The Home Office admits it does not have an accurate figure for the size of Britain's illegal population (an independent estimate in 2017 suggested 700,000-900,000, now likely higher). Nor does it have reliable figures for visa overstays, the nationality or employment of those legally present, or where people live. When a residence scheme was created for EU citizens after Brexit, officials expected 3.7m cases; in the end 5.6m people applied. Britain does not have identity cards or a population register, unlike much of continental Europe. ATLAS, a new IT system for visa and asylum cases, launched after years of delay.

Police reform

In January 2026 Ms Mahmood published a white paper outlining the biggest police reforms in Britain in almost two centuries. The centrepiece is a new National Police Service (NPS), which will set practices, standardise IT systems, centralise procurement and assume responsibility for serious and organised crime, including terrorism. The NPS has been dubbed a "British FBI"—a label previously applied to the National Crime Agency (created in 2013), the Serious Organised Crime Agency (2006) and the National Criminal Intelligence Service before that. Ms Mahmood also wants to merge the patchwork of 43 independent local police forces into larger regional ones; an independent review, due to report in the summer of 2026, will determine how many (perhaps around 13). She has promised 13,000 extra officers on the beat.

West Midlands Police

In January 2026 Ms Mahmood said she had lost confidence in Craig Guildford, the chief constable of West Midlands Police, after the force proposed banning fans of Maccabi Tel Aviv, an Israeli football team, from a match against Aston Villa. The police report cited an earlier fixture against West Ham that never took place—a hallucination by Microsoft Copilot, an artificial-intelligence tool. Ms Mahmood called for the restoration of powers to sack failing police leaders.

Asylum policy

On November 17th 2025 Ms Mahmood outlined sweeping changes to Britain's asylum system, saying migration had made the country "a more divided place". The state would drop its legal obligation to support destitute asylum-seekers.
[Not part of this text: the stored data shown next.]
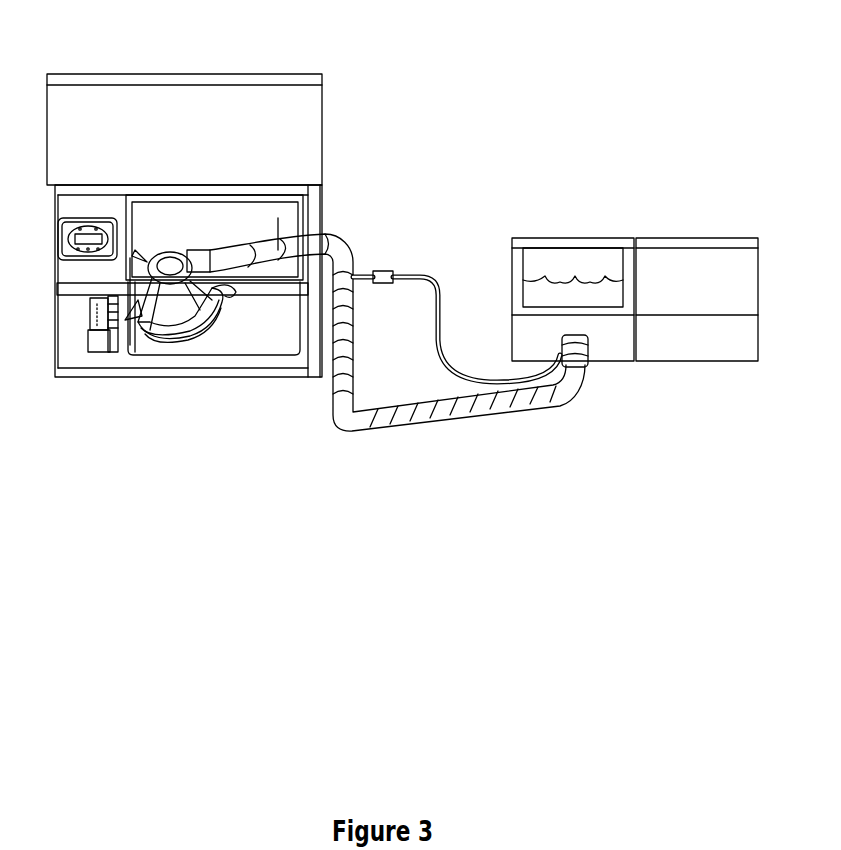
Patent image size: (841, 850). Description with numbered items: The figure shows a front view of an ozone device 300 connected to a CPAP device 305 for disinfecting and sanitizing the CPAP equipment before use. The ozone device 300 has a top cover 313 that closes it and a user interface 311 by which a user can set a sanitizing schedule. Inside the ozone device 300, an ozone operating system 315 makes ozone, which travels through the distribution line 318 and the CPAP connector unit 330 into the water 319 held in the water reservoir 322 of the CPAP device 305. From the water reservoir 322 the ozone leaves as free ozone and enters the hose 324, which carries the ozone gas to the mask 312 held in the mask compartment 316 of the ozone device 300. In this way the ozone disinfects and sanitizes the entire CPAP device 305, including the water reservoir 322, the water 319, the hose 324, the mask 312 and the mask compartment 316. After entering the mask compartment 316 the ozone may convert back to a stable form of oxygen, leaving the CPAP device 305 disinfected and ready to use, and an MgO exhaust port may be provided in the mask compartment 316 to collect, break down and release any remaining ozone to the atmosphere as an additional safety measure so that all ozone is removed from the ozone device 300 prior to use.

The ozone device 300 is at (174, 263).
The CPAP device 305 is at (679, 375).
The user interface 311 is at (60, 236).
The mask 312 is at (110, 332).
The top cover 313 is at (182, 158).
The ozone operating system 315 is at (88, 330).
The mask compartment 316 is at (235, 333).
The distribution line 318 is at (415, 280).
The water 319 is at (601, 292).
The water reservoir 322 is at (577, 266).
The hose 324 is at (428, 410).
The CPAP connector unit 330 is at (583, 366).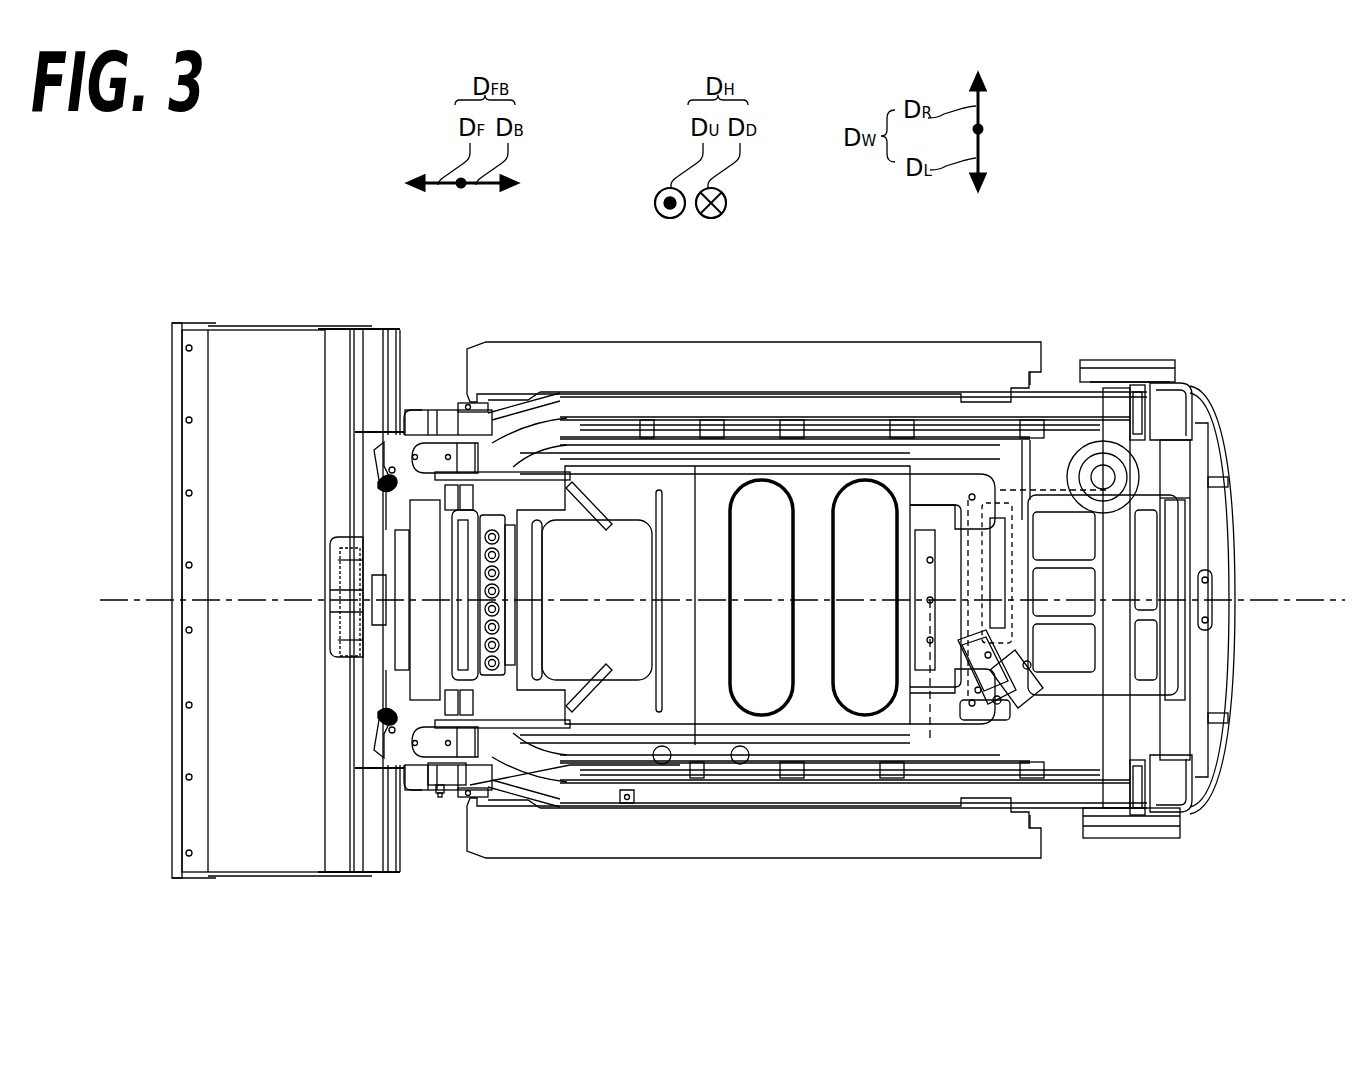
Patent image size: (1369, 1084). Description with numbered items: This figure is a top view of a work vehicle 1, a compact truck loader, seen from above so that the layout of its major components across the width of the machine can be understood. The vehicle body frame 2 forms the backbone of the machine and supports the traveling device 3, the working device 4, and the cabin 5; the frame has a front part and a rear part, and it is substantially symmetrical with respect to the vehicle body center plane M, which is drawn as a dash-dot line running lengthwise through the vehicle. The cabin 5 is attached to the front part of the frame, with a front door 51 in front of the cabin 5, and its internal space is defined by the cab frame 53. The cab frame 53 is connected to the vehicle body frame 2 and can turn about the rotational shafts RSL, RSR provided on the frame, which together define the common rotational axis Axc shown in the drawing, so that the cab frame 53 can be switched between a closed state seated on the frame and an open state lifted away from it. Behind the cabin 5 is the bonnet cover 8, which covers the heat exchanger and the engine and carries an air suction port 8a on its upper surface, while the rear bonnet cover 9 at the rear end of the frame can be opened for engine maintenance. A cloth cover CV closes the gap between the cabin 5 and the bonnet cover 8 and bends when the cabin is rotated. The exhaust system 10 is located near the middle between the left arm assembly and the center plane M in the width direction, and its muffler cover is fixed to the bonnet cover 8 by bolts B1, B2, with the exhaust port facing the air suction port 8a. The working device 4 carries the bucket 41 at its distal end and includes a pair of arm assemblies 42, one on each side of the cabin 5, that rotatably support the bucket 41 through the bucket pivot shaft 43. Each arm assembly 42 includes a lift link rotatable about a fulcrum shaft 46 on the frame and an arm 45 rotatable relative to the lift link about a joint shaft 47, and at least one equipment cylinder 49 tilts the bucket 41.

Refugees would receive 30-month grants of asylum, renewable but reviewable, rather than five-year grants with a quicker path to citizenship; some would wait 20 years for citizenship. Ms Mahmood says migrants should "earn" citizenship by doing things like volunteering. She also announced plans to tighten how British courts apply the European Convention on Human Rights, placing more emphasis on the public interest when weighing deportations and narrowing Article 8 "family-life" claims. The inspiration for the tough new line came from Denmark, which is mentioned seven times in the government's policy paper.